In front of last night’s highlight reel, Stoke watches blocks and tomahawks from guys whose vomit he has cleaned out of the back of his Range Rover. They have shared tall stacks of diner pancakes and palaver about their last warm bed on spun-out nights in unknown cities. He has marked occasions of birth and death beside them, and now they’re nothing more than familiar icons on a silver screen.

At least he’s beating the spread. Statistics hold that sixty percent of NBA players are broke within five years of leaving the league, an anniversary he reached two months ago.

In the apartment below, the tenant is yelling, “Where did you put the margarine, Cecile?” The man is seventy-one and has advanced rheumatoid arthritis. He used to be a famous dressmaker in Shanghai, and now with his fingers skewed––what they call a swan-neck deformity––all he has is his beautiful relic of a wife.

The landlord lives to gossip.

Below, the small talk of the arthritic dressmaker and his former-model wife, and above, the footfalls of a Pritzker Prizewinning landscape architect. This is the company he keeps.

He hunches at the eastern edge of his custom-sized bed. Coffee stains form state boundaries on the road map of the comforter, a blonde roast for California, cortado for New York. Stimulants now fill the space left by team travel. At his bedside is a compact black refrigerator with a door that’s hard to jimmy, and from it he yanks a diet cola.

The comforter is bordering on obscene. He needs to take it to the damn dry cleaner. Why he can’t bring himself to walk the two blocks, split ten words with the small fry behind the counter, is beyond him. With the television still lit, the unopened can in his big hand, his limbs find the corners of the mattress. The chemical clean will wait. The only errand he can think about performing is going back to sleep.

* * *

Four in the afternoon, Stoke wakes with palpitations. The organ mimics a heavily delayed backbeat, some primal equivalent of Wilson Pickett’s “In The Midnight Hour.” He blames the caffeine.

He rolls onto his right, the deflated basketball of his stomach resisting the course. His heart is going one-two-three-four-one-two-one-two, hasty emphasis on the ones, plainer on the multiples. He needs to get to the bathtub, he needs to turn the silver tap to cold, he needs to hold the showerhead to his Achilles tendon where the tissue is raw and will feel the shock most clearly and he needs to make that happen right now.

The television is airing a story about a ten-year-old phenom in Amarillo who has become a renowned practitioner of the Philippine martial art of eskrima. In a blade culture, the anchor says, weapons training is what gives the fighters their edge. Any ordinary object can be used in a street fight to multiply force. In one hand, the kid has a karambit, a knife shaped like a tiger’s claw, and in the other he has a ballpoint pen.

Stoke makes it to the shower, because it’s easier than turning off the TV. The water finds comfortable stretches in some ligaments and tender tracts in others. Afterward, he skips the motion of toweling and pegs straight into a pair of ratty gym shorts that have been in his closet since Michael Jordan retired the first time.

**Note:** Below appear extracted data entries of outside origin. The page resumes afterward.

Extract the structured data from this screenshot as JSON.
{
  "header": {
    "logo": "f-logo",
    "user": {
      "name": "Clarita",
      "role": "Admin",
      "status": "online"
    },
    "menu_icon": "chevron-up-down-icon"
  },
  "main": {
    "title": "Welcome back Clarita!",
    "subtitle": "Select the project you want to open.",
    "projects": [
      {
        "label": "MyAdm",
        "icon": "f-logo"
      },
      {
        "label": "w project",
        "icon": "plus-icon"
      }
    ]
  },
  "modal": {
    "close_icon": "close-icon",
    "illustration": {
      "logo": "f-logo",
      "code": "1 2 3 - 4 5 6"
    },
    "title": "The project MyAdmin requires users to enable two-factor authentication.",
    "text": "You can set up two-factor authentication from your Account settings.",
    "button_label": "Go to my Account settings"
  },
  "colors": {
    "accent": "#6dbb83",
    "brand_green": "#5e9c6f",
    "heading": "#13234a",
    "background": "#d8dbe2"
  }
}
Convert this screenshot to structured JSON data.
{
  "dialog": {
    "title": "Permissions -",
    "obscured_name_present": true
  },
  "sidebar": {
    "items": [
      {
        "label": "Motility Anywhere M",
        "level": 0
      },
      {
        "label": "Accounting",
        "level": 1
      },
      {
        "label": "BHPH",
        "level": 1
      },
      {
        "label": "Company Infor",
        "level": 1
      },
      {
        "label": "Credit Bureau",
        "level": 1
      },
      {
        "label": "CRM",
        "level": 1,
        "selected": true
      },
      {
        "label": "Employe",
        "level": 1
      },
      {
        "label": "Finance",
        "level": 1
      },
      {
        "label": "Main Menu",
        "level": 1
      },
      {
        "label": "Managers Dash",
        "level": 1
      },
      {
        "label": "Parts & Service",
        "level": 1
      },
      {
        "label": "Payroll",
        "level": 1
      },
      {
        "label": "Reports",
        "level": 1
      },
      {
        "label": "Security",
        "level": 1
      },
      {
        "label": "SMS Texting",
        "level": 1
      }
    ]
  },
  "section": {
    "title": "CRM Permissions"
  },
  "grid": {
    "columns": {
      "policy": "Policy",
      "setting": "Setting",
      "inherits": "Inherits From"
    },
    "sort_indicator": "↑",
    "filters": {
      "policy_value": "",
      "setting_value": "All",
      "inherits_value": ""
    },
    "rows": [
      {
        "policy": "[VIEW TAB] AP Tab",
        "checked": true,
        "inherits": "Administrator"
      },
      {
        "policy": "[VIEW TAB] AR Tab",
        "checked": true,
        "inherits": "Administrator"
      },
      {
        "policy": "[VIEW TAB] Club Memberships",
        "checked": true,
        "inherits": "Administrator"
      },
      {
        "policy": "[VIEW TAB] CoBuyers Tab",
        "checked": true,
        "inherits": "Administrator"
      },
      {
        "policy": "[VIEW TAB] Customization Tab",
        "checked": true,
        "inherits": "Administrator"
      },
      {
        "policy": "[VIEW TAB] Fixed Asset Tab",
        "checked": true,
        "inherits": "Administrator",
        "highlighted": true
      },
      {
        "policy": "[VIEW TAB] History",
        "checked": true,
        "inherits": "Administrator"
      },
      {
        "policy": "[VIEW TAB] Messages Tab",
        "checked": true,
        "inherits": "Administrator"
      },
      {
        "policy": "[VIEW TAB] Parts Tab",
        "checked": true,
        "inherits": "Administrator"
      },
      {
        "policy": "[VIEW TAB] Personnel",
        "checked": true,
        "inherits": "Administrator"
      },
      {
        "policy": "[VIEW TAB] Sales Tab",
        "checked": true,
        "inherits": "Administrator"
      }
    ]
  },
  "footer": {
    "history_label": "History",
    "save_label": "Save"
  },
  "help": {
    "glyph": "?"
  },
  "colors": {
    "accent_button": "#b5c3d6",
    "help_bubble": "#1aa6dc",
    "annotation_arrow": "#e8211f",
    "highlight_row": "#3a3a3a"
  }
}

He charts the ten feet to the kitchenette and drinks sweet tea from the carton. How the superstitions used to play: cranberry cocktail in the Northeast, soda water in the Midwest, Arnold Palmer in the South, and in the West you just pounded bitters and tried not to get lonely. He’s laughing about the time he failed to account for the effects of Salt Lake City’s elevation and ended up dizzying back to his hotel room and passing out with his lips to a jar of pickled eggs like it was a woman when he loses his grip on the cardboard. The carton knocks a decanter of sea salt from the counter onto the tile, and it fractures. All those salt grains and shards of glass and the sweet tea flowing through it. He covers the catastrophe with a black garbage bag.

The landline on the kitchen wall rings. “Everything okay?” the architect asks. “I heard a crash down there.”

“Think we’re good here, chief,” Stoke answers gratefully. He’s only made contact with the architect a handful of times. He wonders, if the situation had been reversed, if he would have picked up the telephone.

* * *

To inspirit himself to the elevator, Stoke pulls a copy of Aristotle’s Rhetoric from the black fridge beside his bed. It was a gift from his phlegmatic college coach, and he wants to protect the pages from the ambling heat of his apartment.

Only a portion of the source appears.